There is a saying in Nagaland that here life begins in a cot of bamboo and ends in a coffin of bamboo. Nagas are excellent in making articles from bamboo, but this man took the wood to another level of innovation and made a bicycle with it to go on a world tour to promote an innovative, eco-friendly and healthy lifestyle.
After circumnavigating over 25 countries in Europe and North America on a bamboo bicycle in 2016, 30-year-old Sievituo Chevy aka Yakuza Solo has returned to his hometown Kohima, where he has started GoTravels, a sustainable travel start-up to manufacture bamboo cycles.
“Travelling is a form of education where one gets to witness rich cultures of different places in real time,” says Chevy, who switched many professions. Initially, he worked at a call centre, then ran many small-scale businesses before pursuing his passion.

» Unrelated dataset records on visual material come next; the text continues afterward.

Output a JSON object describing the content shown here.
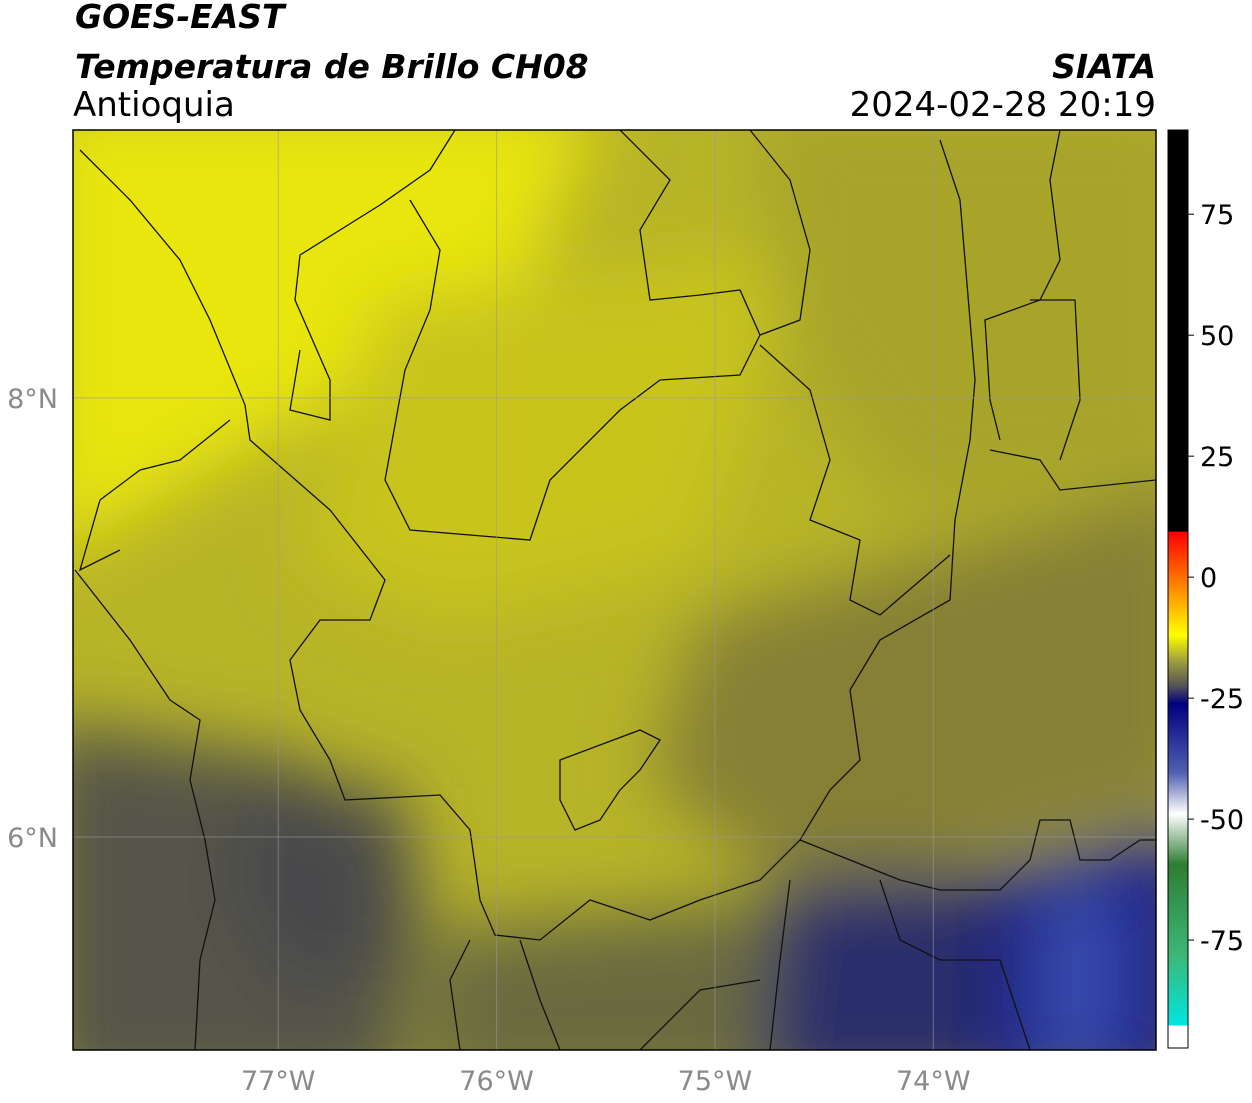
{
  "header": {
    "title": "GOES-EAST",
    "subtitle": "Temperatura de Brillo CH08",
    "region": "Antioquia",
    "source": "SIATA",
    "timestamp": "2024-02-28 20:19"
  },
  "map": {
    "lon_range": [
      -77.94,
      -72.98
    ],
    "lat_range": [
      5.03,
      9.22
    ],
    "lon_ticks": [
      {
        "value": -77,
        "label": "77°W"
      },
      {
        "value": -76,
        "label": "76°W"
      },
      {
        "value": -75,
        "label": "75°W"
      },
      {
        "value": -74,
        "label": "74°W"
      }
    ],
    "lat_ticks": [
      {
        "value": 8,
        "label": "8°N"
      },
      {
        "value": 6,
        "label": "6°N"
      }
    ]
  },
  "colorbar": {
    "range": [
      -97.3,
      92.4
    ],
    "ticks": [
      75,
      50,
      25,
      0,
      -25,
      -50,
      -75
    ]
  }
}
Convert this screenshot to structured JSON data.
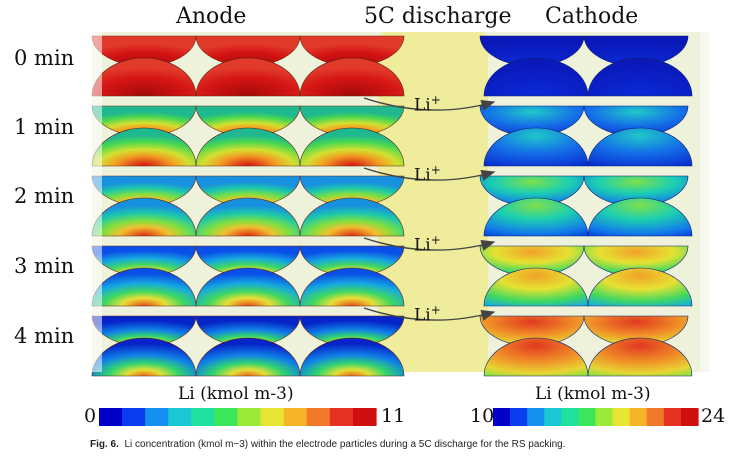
{
  "headers": {
    "anode": "Anode",
    "middle": "5C discharge",
    "cathode": "Cathode"
  },
  "times": [
    "0 min",
    "1 min",
    "2 min",
    "3 min",
    "4 min"
  ],
  "ion_label": "Li",
  "ion_charge": "+",
  "scales": {
    "anode": {
      "title": "Li (kmol m-3)",
      "min": "0",
      "max": "11"
    },
    "cathode": {
      "title": "Li (kmol m-3)",
      "min": "10",
      "max": "24"
    }
  },
  "caption": {
    "fig": "Fig. 6.",
    "text": "Li concentration (kmol m−3) within the electrode particles during a 5C discharge for the RS packing."
  },
  "colors": {
    "electrolyte": "#efec9c",
    "background": "#eef2da",
    "ramp": [
      "#0000c8",
      "#0a3df0",
      "#1490f0",
      "#19c8d2",
      "#1ee1a0",
      "#3ce65a",
      "#9bea37",
      "#e6e632",
      "#f5b428",
      "#f07828",
      "#e63223",
      "#cd0f0f"
    ]
  }
}
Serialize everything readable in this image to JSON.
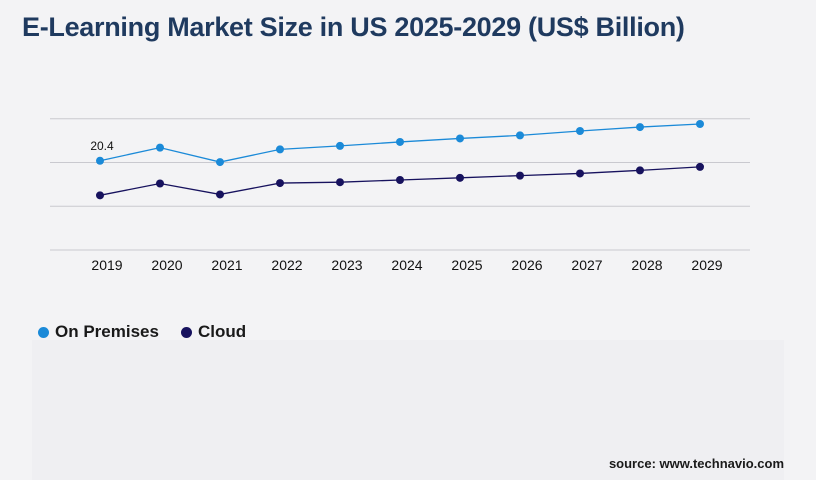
{
  "title": "E-Learning Market Size in US 2025-2029 (US$ Billion)",
  "source": "source: www.technavio.com",
  "colors": {
    "on_premises": "#1b8ad8",
    "cloud": "#17125e",
    "grid": "#c9c9cf",
    "background": "#f3f3f5"
  },
  "chart_data": {
    "type": "line",
    "title": "E-Learning Market Size in US 2025-2029 (US$ Billion)",
    "xlabel": "",
    "ylabel": "",
    "x": [
      "2019",
      "2020",
      "2021",
      "2022",
      "2023",
      "2024",
      "2025",
      "2026",
      "2027",
      "2028",
      "2029"
    ],
    "ylim": [
      0,
      40
    ],
    "yticks": [
      0,
      10,
      20,
      30,
      40
    ],
    "show_y_tick_labels": false,
    "grid": true,
    "legend": "bottom-left",
    "series": [
      {
        "key": "on_premises",
        "name": "On Premises",
        "color": "#1b8ad8",
        "values": [
          20.4,
          23.4,
          20.1,
          23.0,
          23.8,
          24.7,
          25.5,
          26.2,
          27.2,
          28.1,
          28.8
        ]
      },
      {
        "key": "cloud",
        "name": "Cloud",
        "color": "#17125e",
        "values": [
          12.5,
          15.2,
          12.7,
          15.3,
          15.5,
          16.0,
          16.5,
          17.0,
          17.5,
          18.2,
          19.0
        ]
      }
    ],
    "annotations": [
      {
        "series": "on_premises",
        "index": 0,
        "text": "20.4"
      }
    ]
  }
}
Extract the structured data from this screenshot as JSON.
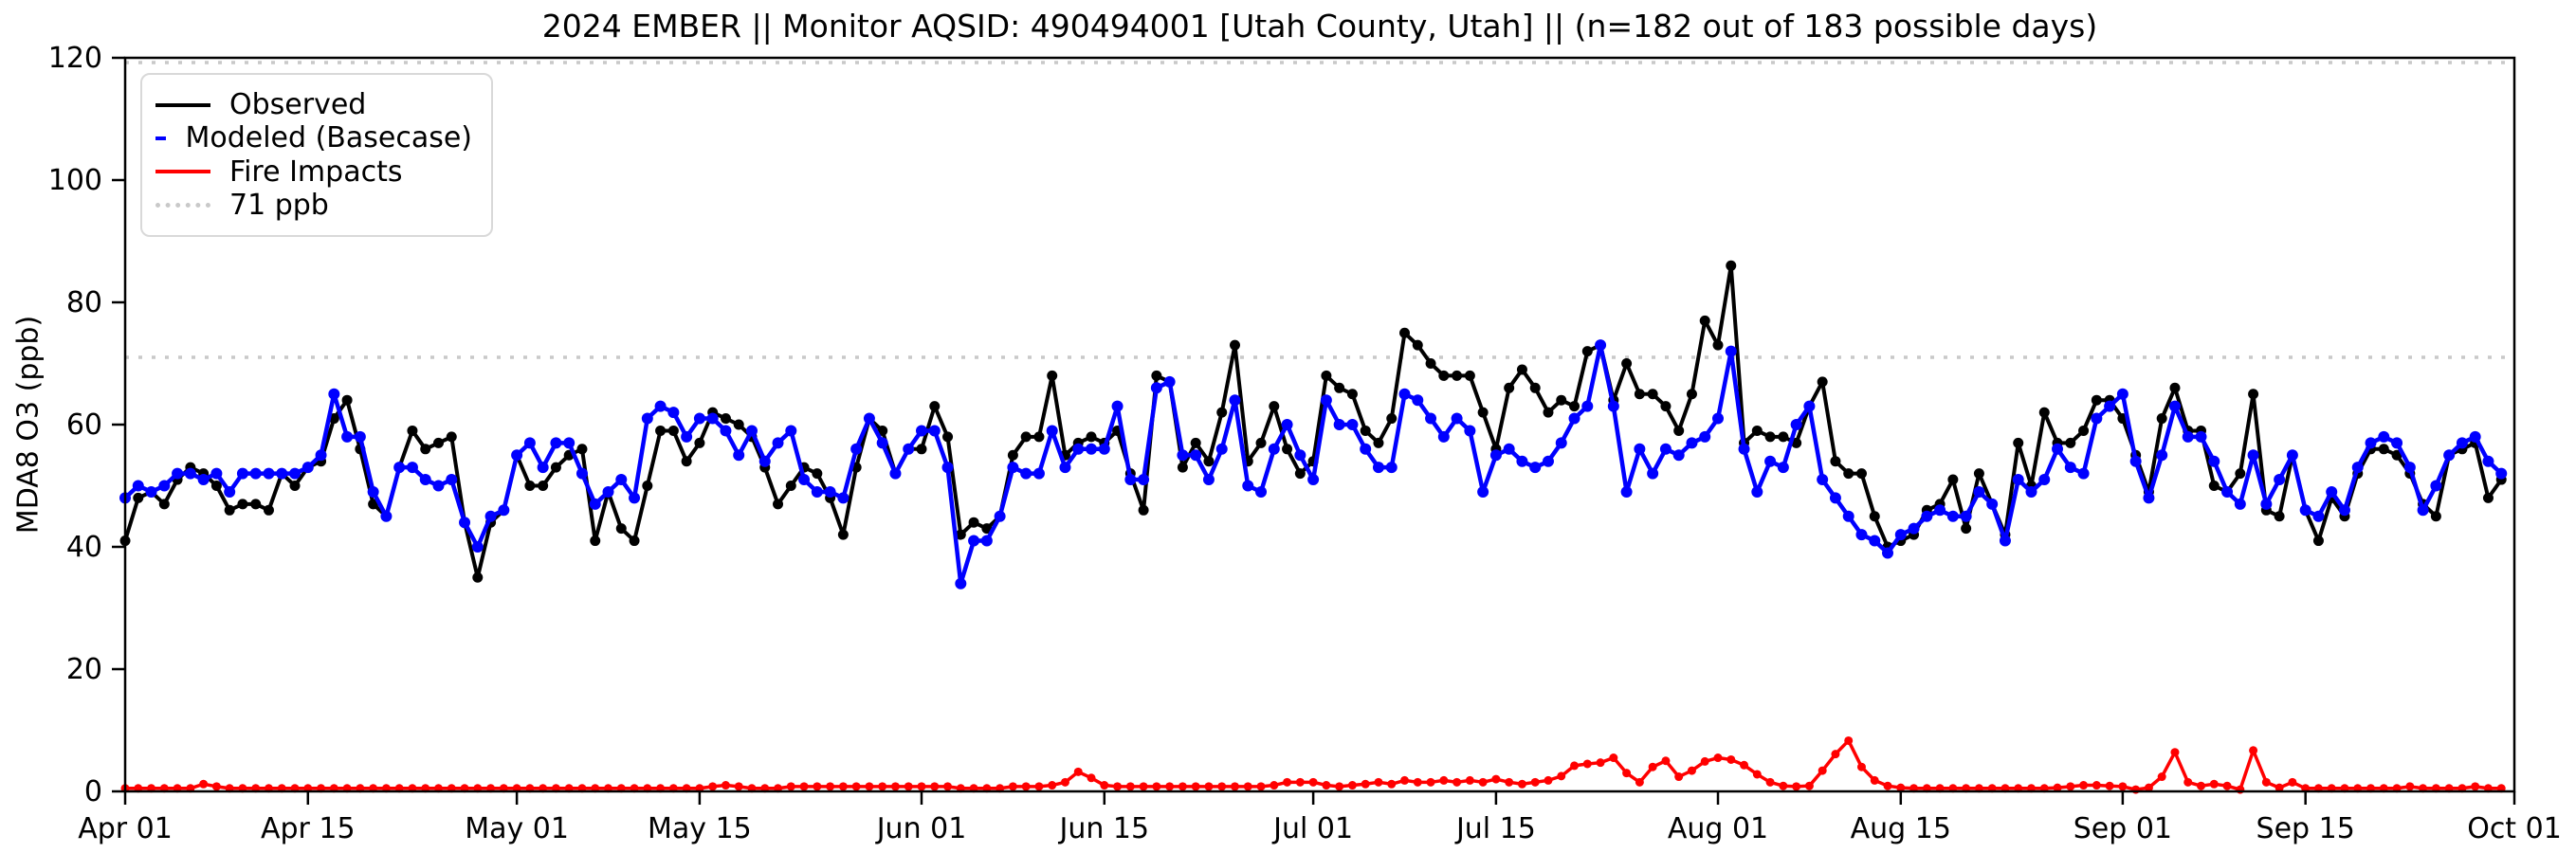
{
  "figure": {
    "title": "2024 EMBER || Monitor AQSID: 490494001 [Utah County, Utah] || (n=182 out of 183 possible days)",
    "ylabel": "MDA8 O3 (ppb)"
  },
  "legend": {
    "items": [
      {
        "label": "Observed",
        "color": "#000000",
        "style": "solid"
      },
      {
        "label": "Modeled (Basecase)",
        "color": "#0000ff",
        "style": "solid"
      },
      {
        "label": "Fire Impacts",
        "color": "#ff0000",
        "style": "solid"
      },
      {
        "label": "71 ppb",
        "color": "#c9c9c9",
        "style": "dotted"
      }
    ]
  },
  "chart_data": {
    "type": "line",
    "title": "2024 EMBER || Monitor AQSID: 490494001 [Utah County, Utah] || (n=182 out of 183 possible days)",
    "xlabel": "",
    "ylabel": "MDA8 O3 (ppb)",
    "ylim": [
      0,
      120
    ],
    "grid": false,
    "legend_position": "upper left",
    "x_unit": "daily values, day index 0 = Apr 01, 2024 through day 182 = Sep 30, 2024",
    "x_ticks": [
      {
        "label": "Apr 01",
        "day": 0
      },
      {
        "label": "Apr 15",
        "day": 14
      },
      {
        "label": "May 01",
        "day": 30
      },
      {
        "label": "May 15",
        "day": 44
      },
      {
        "label": "Jun 01",
        "day": 61
      },
      {
        "label": "Jun 15",
        "day": 75
      },
      {
        "label": "Jul 01",
        "day": 91
      },
      {
        "label": "Jul 15",
        "day": 105
      },
      {
        "label": "Aug 01",
        "day": 122
      },
      {
        "label": "Aug 15",
        "day": 136
      },
      {
        "label": "Sep 01",
        "day": 153
      },
      {
        "label": "Sep 15",
        "day": 167
      },
      {
        "label": "Oct 01",
        "day": 183
      }
    ],
    "y_ticks": [
      0,
      20,
      40,
      60,
      80,
      100,
      120
    ],
    "reference_lines": [
      {
        "value": 71,
        "label": "71 ppb",
        "style": "dotted",
        "color": "#c9c9c9"
      },
      {
        "value": 120,
        "label": "",
        "style": "dotted",
        "color": "#c9c9c9"
      }
    ],
    "series": [
      {
        "name": "Observed",
        "color": "#000000",
        "marker": "circle",
        "values": [
          41,
          48,
          49,
          47,
          51,
          53,
          52,
          50,
          46,
          47,
          47,
          46,
          52,
          50,
          53,
          54,
          61,
          64,
          56,
          47,
          45,
          53,
          59,
          56,
          57,
          58,
          44,
          35,
          44,
          46,
          55,
          50,
          50,
          53,
          55,
          56,
          41,
          49,
          43,
          41,
          50,
          59,
          59,
          54,
          57,
          62,
          61,
          60,
          58,
          53,
          47,
          50,
          53,
          52,
          48,
          42,
          53,
          61,
          59,
          52,
          56,
          56,
          63,
          58,
          42,
          44,
          43,
          45,
          55,
          58,
          58,
          68,
          55,
          57,
          58,
          57,
          59,
          52,
          46,
          68,
          67,
          53,
          57,
          54,
          62,
          73,
          54,
          57,
          63,
          56,
          52,
          54,
          68,
          66,
          65,
          59,
          57,
          61,
          75,
          73,
          70,
          68,
          68,
          68,
          62,
          56,
          66,
          69,
          66,
          62,
          64,
          63,
          72,
          73,
          64,
          70,
          65,
          65,
          63,
          59,
          65,
          77,
          73,
          86,
          57,
          59,
          58,
          58,
          57,
          63,
          67,
          54,
          52,
          52,
          45,
          40,
          41,
          42,
          46,
          47,
          51,
          43,
          52,
          47,
          42,
          57,
          50,
          62,
          57,
          57,
          59,
          64,
          64,
          61,
          55,
          49,
          61,
          66,
          59,
          59,
          50,
          49,
          52,
          65,
          46,
          45,
          55,
          46,
          41,
          48,
          45,
          52,
          56,
          56,
          55,
          52,
          47,
          45,
          55,
          56,
          57,
          48,
          51
        ]
      },
      {
        "name": "Modeled (Basecase)",
        "color": "#0000ff",
        "marker": "circle",
        "values": [
          48,
          50,
          49,
          50,
          52,
          52,
          51,
          52,
          49,
          52,
          52,
          52,
          52,
          52,
          53,
          55,
          65,
          58,
          58,
          49,
          45,
          53,
          53,
          51,
          50,
          51,
          44,
          40,
          45,
          46,
          55,
          57,
          53,
          57,
          57,
          52,
          47,
          49,
          51,
          48,
          61,
          63,
          62,
          58,
          61,
          61,
          59,
          55,
          59,
          54,
          57,
          59,
          51,
          49,
          49,
          48,
          56,
          61,
          57,
          52,
          56,
          59,
          59,
          53,
          34,
          41,
          41,
          45,
          53,
          52,
          52,
          59,
          53,
          56,
          56,
          56,
          63,
          51,
          51,
          66,
          67,
          55,
          55,
          51,
          56,
          64,
          50,
          49,
          56,
          60,
          55,
          51,
          64,
          60,
          60,
          56,
          53,
          53,
          65,
          64,
          61,
          58,
          61,
          59,
          49,
          55,
          56,
          54,
          53,
          54,
          57,
          61,
          63,
          73,
          63,
          49,
          56,
          52,
          56,
          55,
          57,
          58,
          61,
          72,
          56,
          49,
          54,
          53,
          60,
          63,
          51,
          48,
          45,
          42,
          41,
          39,
          42,
          43,
          45,
          46,
          45,
          45,
          49,
          47,
          41,
          51,
          49,
          51,
          56,
          53,
          52,
          61,
          63,
          65,
          54,
          48,
          55,
          63,
          58,
          58,
          54,
          49,
          47,
          55,
          47,
          51,
          55,
          46,
          45,
          49,
          46,
          53,
          57,
          58,
          57,
          53,
          46,
          50,
          55,
          57,
          58,
          54,
          52
        ]
      },
      {
        "name": "Fire Impacts",
        "color": "#ff0000",
        "marker": "circle",
        "values": [
          0.5,
          0.5,
          0.5,
          0.5,
          0.5,
          0.5,
          1.2,
          0.8,
          0.5,
          0.5,
          0.5,
          0.5,
          0.5,
          0.5,
          0.5,
          0.5,
          0.5,
          0.5,
          0.5,
          0.5,
          0.5,
          0.5,
          0.5,
          0.5,
          0.5,
          0.5,
          0.5,
          0.5,
          0.5,
          0.5,
          0.5,
          0.5,
          0.5,
          0.5,
          0.5,
          0.5,
          0.5,
          0.5,
          0.5,
          0.5,
          0.5,
          0.5,
          0.5,
          0.5,
          0.5,
          0.8,
          1.0,
          0.8,
          0.5,
          0.5,
          0.5,
          0.8,
          0.8,
          0.8,
          0.8,
          0.8,
          0.8,
          0.8,
          0.8,
          0.8,
          0.8,
          0.8,
          0.8,
          0.8,
          0.5,
          0.5,
          0.5,
          0.5,
          0.8,
          0.8,
          0.8,
          1.0,
          1.5,
          3.2,
          2.2,
          1.0,
          0.8,
          0.8,
          0.8,
          0.8,
          0.8,
          0.8,
          0.8,
          0.8,
          0.8,
          0.8,
          0.8,
          0.8,
          1.0,
          1.5,
          1.5,
          1.5,
          1.0,
          0.8,
          1.0,
          1.2,
          1.5,
          1.2,
          1.8,
          1.5,
          1.5,
          1.8,
          1.5,
          1.8,
          1.5,
          2.0,
          1.5,
          1.2,
          1.5,
          1.8,
          2.5,
          4.2,
          4.5,
          4.7,
          5.5,
          3.0,
          1.5,
          4.0,
          5.0,
          2.4,
          3.4,
          4.9,
          5.5,
          5.2,
          4.3,
          2.8,
          1.5,
          0.9,
          0.8,
          0.9,
          3.4,
          6.1,
          8.3,
          4.0,
          1.8,
          0.9,
          0.6,
          0.5,
          0.5,
          0.5,
          0.5,
          0.5,
          0.5,
          0.5,
          0.5,
          0.5,
          0.5,
          0.5,
          0.6,
          0.8,
          1.0,
          1.0,
          0.9,
          0.8,
          0.3,
          0.6,
          2.4,
          6.4,
          1.5,
          0.9,
          1.2,
          0.9,
          0.3,
          6.7,
          1.5,
          0.6,
          1.5,
          0.5,
          0.5,
          0.5,
          0.5,
          0.5,
          0.5,
          0.5,
          0.5,
          0.8,
          0.5,
          0.5,
          0.5,
          0.5,
          0.8,
          0.5,
          0.5
        ]
      }
    ]
  }
}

“The idea was to get away from the mundane life routines and be mentally agile to face tough weather conditions with minimal needs.” To make the journey more instantaneous, he travelled without a map or an atlas.
“I chose bamboo for my vehicle because I wanted the world to take note of the benefits that the state’s cultural resource offers,” says the cyclist, who managed the trip expenses from savings, friends’ support and the state government’s partial sponsorship.
It took six months to build the first bamboo bicycle with the help of Manipur Cycling Club, but was later redesigned. Richard Belho, a sustainable design architect and Chevy’s mentor, made the final prototype for his cycle. His friend Lovito Achumi’s precision and skills in carpentry came handy to give the bicycle laser focus accuracy and a solid design.
“My first country point was Amsterdam, followed by Western Europe and from there, I headed to the Balkans. The Danube river led me to Central Europe, where I ended my Euro tour in Riga, Latvia, before again taking a flight to the US,” he says. He took just three flights during the whole journey and rest of the destinations were covered on bicycle.
“My bike was an ice breaker, leading to people hosting me in their homes. Families were curious to know my travel stories and I would end up cooking Naga dishes for them,” says Chevy, who has started a community driven sensitisation initiative Project 72 hours. “Our 11-member team visits old age homes, orphanages and prisons, apart from indulging in street art, gardening and town cleaning,” he says.
Chevy is now awaiting a patent for his bicycle’s prototype, following which he will ship initial orders to Belgium, Austria, Czech Republic. I am aiming to set a Limca Book of Records on the longest distance travelled on a bamboo bicycle.